Bacalhau do Batata (Portuguese: Batata's Cod) is a carnival block from Olinda. It parades on Ash Wednesdays at noon, precisely at the after the official carnival end.
The block was in 1962 founded by the waiter Isaias "Batata" Ferreira da Silva, whom worked in the regular carnival days since, and therefore could not enjoy the festivities.
The block's symbol is a dried cod ornamented with potatoes, carrots, paprikas, and other vegetables. "The Batata Cod was founded in 1962. We, who could not play because they worked on holidays, joined in the joke. I was part of the foundation," recalled one of the directors of the block, Antonio Lucena, 69, while it held the official banner of the association, made with vegetables and pieces of natural cod.

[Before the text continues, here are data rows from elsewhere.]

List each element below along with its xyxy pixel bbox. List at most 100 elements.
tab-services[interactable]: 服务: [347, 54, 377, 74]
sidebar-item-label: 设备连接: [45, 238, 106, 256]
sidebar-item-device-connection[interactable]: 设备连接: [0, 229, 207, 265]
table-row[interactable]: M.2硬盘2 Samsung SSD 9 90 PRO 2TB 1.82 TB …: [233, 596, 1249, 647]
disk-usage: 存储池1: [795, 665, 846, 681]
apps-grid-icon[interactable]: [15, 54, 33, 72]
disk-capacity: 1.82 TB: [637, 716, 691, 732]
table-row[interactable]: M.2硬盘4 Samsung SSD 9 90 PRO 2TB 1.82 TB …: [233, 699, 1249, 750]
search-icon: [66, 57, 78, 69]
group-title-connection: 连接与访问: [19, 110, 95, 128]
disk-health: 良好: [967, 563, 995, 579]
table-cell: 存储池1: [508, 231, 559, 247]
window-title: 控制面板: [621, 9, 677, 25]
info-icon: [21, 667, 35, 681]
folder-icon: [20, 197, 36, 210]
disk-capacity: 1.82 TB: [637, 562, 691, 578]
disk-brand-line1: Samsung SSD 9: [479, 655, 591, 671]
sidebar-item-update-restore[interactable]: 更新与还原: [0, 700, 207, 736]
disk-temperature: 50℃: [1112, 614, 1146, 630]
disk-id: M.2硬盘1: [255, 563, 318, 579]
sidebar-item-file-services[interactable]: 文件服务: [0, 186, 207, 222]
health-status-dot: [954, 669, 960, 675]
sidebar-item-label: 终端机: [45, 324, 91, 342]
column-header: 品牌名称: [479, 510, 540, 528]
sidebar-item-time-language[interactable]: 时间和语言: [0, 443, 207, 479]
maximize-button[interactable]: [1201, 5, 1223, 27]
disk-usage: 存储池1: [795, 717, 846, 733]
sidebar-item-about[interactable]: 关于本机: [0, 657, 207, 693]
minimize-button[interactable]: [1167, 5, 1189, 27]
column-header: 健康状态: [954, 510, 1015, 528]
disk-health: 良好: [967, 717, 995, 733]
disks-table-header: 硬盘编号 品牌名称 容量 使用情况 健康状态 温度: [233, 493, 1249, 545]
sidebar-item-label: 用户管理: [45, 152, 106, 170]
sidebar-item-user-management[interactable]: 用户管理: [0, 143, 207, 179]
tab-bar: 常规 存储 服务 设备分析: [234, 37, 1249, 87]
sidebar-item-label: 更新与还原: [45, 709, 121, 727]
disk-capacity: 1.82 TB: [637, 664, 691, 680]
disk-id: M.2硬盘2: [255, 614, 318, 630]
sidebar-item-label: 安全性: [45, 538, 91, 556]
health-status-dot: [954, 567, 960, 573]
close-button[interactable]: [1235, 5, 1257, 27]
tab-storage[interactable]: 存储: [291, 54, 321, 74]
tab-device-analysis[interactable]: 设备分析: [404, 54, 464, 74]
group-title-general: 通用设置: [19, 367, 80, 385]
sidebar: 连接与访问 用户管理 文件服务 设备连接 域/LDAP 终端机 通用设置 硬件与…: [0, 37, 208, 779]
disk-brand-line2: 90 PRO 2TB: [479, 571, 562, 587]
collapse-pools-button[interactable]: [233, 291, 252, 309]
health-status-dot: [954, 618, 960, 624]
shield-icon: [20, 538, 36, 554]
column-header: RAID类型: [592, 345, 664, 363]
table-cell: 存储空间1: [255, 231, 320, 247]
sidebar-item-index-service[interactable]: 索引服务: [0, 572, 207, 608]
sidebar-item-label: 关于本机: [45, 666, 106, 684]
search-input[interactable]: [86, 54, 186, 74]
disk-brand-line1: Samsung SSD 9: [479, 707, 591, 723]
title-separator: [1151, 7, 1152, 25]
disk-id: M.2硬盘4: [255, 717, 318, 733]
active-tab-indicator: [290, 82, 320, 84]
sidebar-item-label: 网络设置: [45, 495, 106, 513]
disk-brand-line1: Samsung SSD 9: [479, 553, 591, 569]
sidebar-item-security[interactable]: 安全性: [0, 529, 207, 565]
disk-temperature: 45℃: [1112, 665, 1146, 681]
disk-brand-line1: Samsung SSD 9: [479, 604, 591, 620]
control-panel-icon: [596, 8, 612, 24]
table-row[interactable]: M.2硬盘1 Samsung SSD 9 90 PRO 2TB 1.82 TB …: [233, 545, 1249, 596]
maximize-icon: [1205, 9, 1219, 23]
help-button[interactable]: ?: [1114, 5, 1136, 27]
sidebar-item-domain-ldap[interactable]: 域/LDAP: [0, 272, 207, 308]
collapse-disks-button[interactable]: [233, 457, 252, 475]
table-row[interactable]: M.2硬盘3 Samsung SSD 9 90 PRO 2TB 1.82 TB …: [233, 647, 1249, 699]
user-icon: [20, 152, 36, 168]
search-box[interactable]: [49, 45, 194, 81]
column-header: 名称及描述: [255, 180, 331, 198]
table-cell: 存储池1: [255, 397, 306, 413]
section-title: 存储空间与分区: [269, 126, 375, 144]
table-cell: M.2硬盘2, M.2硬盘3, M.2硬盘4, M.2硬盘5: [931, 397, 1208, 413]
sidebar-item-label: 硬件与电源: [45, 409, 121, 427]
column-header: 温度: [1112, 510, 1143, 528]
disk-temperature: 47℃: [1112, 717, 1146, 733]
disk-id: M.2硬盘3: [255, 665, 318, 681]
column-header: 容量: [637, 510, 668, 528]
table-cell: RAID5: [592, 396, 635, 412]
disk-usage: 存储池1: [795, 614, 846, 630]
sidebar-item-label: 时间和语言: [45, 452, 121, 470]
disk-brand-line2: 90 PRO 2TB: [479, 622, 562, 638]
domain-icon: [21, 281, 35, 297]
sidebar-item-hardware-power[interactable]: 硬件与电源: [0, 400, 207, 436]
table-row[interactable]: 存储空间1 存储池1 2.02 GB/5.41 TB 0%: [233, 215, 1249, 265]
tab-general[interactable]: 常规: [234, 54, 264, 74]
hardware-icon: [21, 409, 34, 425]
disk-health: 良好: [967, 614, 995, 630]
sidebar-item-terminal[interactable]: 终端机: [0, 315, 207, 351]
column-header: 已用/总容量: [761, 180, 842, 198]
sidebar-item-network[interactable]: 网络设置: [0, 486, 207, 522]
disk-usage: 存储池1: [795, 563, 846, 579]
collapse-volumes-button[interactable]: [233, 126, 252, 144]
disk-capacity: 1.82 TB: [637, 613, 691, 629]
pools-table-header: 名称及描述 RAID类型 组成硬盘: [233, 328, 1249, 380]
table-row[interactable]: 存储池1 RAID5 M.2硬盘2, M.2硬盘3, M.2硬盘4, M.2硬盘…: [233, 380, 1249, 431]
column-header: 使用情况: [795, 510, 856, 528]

In 2007 the samba school Imperatriz Leopoldinense, from Rio de Janeiro, honored Bacalhau do Batata with a wing, with reference still in its samba-song: "E o Bacalhau do Batata na traeja pra massa / Até o dia clarear...". The waiter Isaiah was highlighted, represented by Irênio Dias. In all, fourteen different costumes represented the Pernambucan bloco, and the school's Composers' Wing paraded dressed as a waiter. The bloco was also represented by the "Bacalhau do Batata" samba samba.